Мои опыты сильно укрепили мой дух, и я все смелее и смелее стал искать ответ на мучивший меня вопрос: почему чистая поэзия мне так не по душе? Почему? Не по тем ли самым причинам, по которым мне не нравится чистый сахар, сахар как таковой? Сахар хорош для подслащивания кофе, а не для того, чтобы есть его ложкой с тарелки, как кашу. В чистой, рифмованной поэзии меня удручает чрезмерность: чрезмерность поэзии, чрезмерность поэтических слов, чрезмерность метафор, чрезмерность благородства, чрезмерность сконцентрированности и очищенности от всякого рода антипоэтических элементов наконец, что и делает стихи похожими на химический продукт.
Пение — очень высокая форма самовыражения… Но за много веков наплодилось столько певцов, вынужденных во время пения принимать позу певца, что эта поза все более и более деревенела. Один певец заводил другого, один поддерживал другого в становившейся все более и более исступленной певческой отрешенности: ба! да они уже не для толпы поют — один поет для другого; и вот между ними на путях беспрестанного соперничества, постоянного совершенствования в пении сама собой воздвиглась пирамида, вершина которой достает до небес, на которую мы смотрим снизу вверх, возведя очи горе. То, что должно было быть мимолетным всплеском прозы, стало программой, системой, профессией (сегодня можно стать Поэтом точно так же, как становятся инженером или врачом). Стих разросся до жутких размеров, и уже не мы им управляем, а он правит нами. Поэты стали рабами, и мы могли бы определить поэта как существо, которое больше не может выражать себя, поскольку он должен выражать Стихотворение.

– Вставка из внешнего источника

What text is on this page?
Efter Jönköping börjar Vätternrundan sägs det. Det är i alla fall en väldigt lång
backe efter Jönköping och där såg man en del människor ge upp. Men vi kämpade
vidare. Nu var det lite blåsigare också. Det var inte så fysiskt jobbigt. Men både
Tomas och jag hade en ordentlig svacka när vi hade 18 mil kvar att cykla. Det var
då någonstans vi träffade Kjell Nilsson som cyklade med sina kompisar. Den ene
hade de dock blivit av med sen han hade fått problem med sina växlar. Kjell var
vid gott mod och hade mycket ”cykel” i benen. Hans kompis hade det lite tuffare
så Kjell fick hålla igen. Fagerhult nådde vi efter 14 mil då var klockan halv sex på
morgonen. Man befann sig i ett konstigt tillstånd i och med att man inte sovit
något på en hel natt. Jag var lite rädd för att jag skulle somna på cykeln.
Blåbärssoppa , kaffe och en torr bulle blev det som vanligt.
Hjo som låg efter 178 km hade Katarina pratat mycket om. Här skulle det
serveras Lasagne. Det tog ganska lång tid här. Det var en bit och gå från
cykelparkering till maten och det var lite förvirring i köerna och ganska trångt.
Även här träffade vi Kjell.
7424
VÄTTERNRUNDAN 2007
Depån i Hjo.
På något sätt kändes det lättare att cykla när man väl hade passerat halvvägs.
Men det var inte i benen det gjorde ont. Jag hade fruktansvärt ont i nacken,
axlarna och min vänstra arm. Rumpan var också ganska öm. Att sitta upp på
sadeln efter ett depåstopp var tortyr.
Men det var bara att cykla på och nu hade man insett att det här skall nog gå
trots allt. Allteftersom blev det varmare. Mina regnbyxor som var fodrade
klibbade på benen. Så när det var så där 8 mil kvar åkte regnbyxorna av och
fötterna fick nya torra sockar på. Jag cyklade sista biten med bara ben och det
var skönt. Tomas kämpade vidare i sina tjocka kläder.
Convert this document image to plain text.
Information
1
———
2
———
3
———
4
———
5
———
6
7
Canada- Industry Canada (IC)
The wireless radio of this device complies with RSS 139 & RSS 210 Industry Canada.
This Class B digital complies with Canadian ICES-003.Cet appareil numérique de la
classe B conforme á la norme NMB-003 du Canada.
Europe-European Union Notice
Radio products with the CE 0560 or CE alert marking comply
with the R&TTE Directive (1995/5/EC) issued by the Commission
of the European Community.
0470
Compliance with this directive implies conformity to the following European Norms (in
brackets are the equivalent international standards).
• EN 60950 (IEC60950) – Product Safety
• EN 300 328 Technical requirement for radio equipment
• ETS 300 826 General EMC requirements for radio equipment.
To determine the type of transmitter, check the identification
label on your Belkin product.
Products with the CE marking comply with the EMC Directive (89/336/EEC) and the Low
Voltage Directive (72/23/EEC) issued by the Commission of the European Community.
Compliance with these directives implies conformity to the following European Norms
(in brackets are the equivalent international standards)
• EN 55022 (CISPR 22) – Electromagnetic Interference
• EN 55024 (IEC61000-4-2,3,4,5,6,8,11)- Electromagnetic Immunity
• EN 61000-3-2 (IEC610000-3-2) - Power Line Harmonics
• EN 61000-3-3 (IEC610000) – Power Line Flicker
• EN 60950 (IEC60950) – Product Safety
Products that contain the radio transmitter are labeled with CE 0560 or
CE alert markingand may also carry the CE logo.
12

А ведь, наверное, в искусстве не может быть задачи более важной, чем самовыражение. Мы никогда не должны терять из виду той истины, что всякий стиль, всякая определенная поза формируются путем отбора и являются по сути дела обеднением. Поэтому мы никогда не должны позволять какой бы то ни было позе слишком сильно ограничивать наши возможности и становиться кляпом у нас во рту, а уж когда речь идет о такой искусственной, более того — претенциозной позе, как поза «певца», нам тем более следует быть начеку. Однако мы — как это было до сих пор в том, что касается искусства, — значительно больше стараний и времени посвящаем самосовершенствованию в том или ином стиле, в том или ином образе, позе, чем сохранению по отношению к ним внутренней суверенности и свободы, выработке правильного отношения между нами и нашей позой. Создается такое впечатление, что Форма является для нас ценностью как таковой, вне зависимости от того, насколько она обогащает или обедняет нас. Мы самозабвенно совершенствуем искусство, но нимало не смущаемся вопросом, до какой степени оно еще хранит связь с нами. Мы лелеем Поэзию, несмотря на то, что прекрасное не обязательно должно быть «к лицу». Стало быть, если мы хотим, чтобы культура окончательно не потеряла все связи с человеческой личностью, мы должны иногда прерывать наше наполненное трудами творчество и проверять, выражает ли нас то, что мы создаем.